Background: The status of p53 protein expression was determined by immunohistochemistry and correlated with genetic analysis and clinical outcome in patients with uterine papillary serous carcinoma (UPSC).
Methods: Twenty-two patients with UPSC were identified and immunohistochemical staining of p53 protein was performed. Staining was analyzed by quantitating nuclear reactivity in 500 randomly counted cells per specimen. DNA analysis was performed on the tumors using single-strand conformation polymorphism (SSCP) analysis of exons 4-10 of the p53 gene, followed by DNA sequencing of all variants. Clinical data and patient status were ascertained from chart reviews.
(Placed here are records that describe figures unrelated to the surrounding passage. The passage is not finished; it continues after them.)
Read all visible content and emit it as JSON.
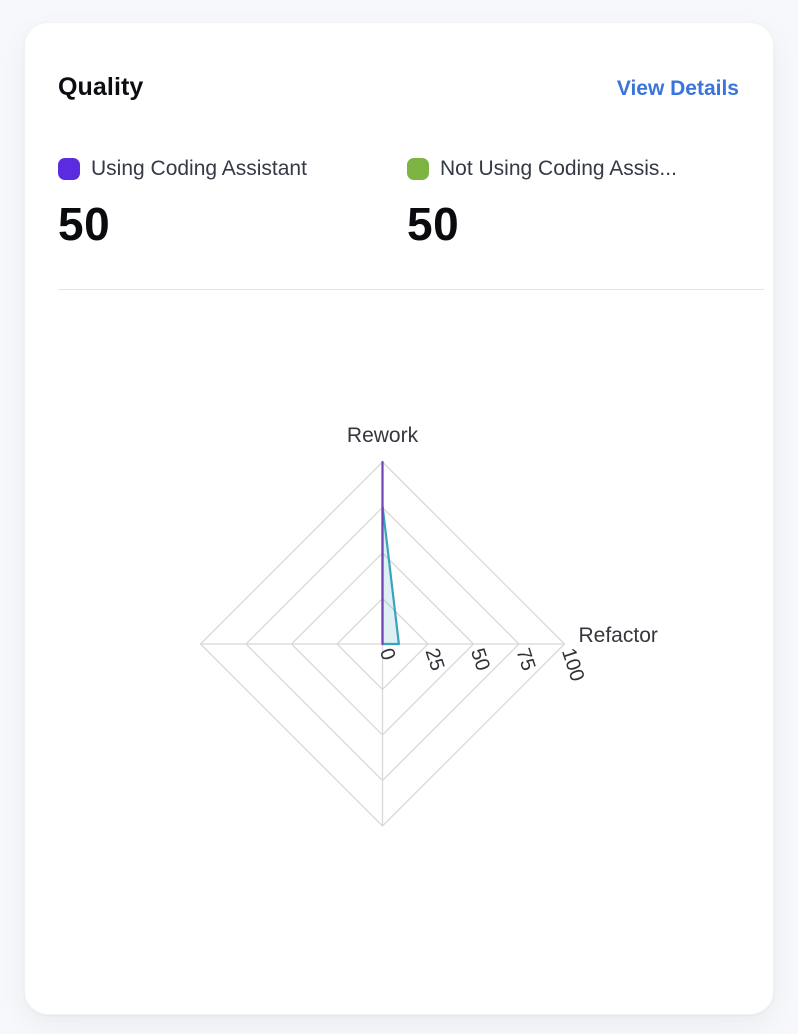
{
  "page": {
    "background": "#F6F8FB"
  },
  "card": {
    "title": "Quality",
    "view_details_label": "View Details",
    "link_color": "#3B74DB",
    "summary": [
      {
        "label": "Using Coding Assistant",
        "value": "50",
        "swatch_color": "#5B2BE0"
      },
      {
        "label": "Not Using Coding Assis...",
        "value": "50",
        "swatch_color": "#7CB342"
      }
    ]
  },
  "chart_data": {
    "type": "radar",
    "title": "Quality",
    "axes": [
      {
        "name": "Rework",
        "position": "top"
      },
      {
        "name": "Refactor",
        "position": "right"
      },
      {
        "name": "",
        "position": "bottom"
      },
      {
        "name": "",
        "position": "left"
      }
    ],
    "scale": {
      "min": 0,
      "max": 100,
      "rings": [
        25,
        50,
        75,
        100
      ],
      "tick_labels": [
        "0",
        "25",
        "50",
        "75",
        "100"
      ],
      "tick_rotation_deg": 72
    },
    "series": [
      {
        "name": "Using Coding Assistant",
        "values": [
          100,
          0,
          0,
          0
        ],
        "stroke": "#7144B4",
        "fill": "none"
      },
      {
        "name": "Not Using Coding Assis...",
        "values": [
          76,
          9,
          0,
          0
        ],
        "stroke": "#38A3BC",
        "fill": "rgba(56,163,188,0.16)"
      }
    ],
    "grid_color": "#D8D8DA",
    "tick_color": "#303036",
    "axis_label_color": "#36363D",
    "legend_position": "top-summary"
  }
}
Results: Sixteen of the 22 (73%) tumors were scored as p53-overexpressing as determined by immunohistochemical analysis. Patients whose tumors overexpressed p53 had a statistically significant shorter survival than those whose tumors did not (P < 0.022). DNA analysis of the 22 tumors revealed five with mutations of the p53 gene. Only three of these mutations were observed in tumors that overexpressed p53.
Conclusions: A relatively large percentage of UPSC tumors exhibited high p53 immunoreactivity. Overexpression is correlated with poor prognosis. Positive immunohistochemistry for p53 protein in UPSC is not necessarily indicative of a genetic mutation.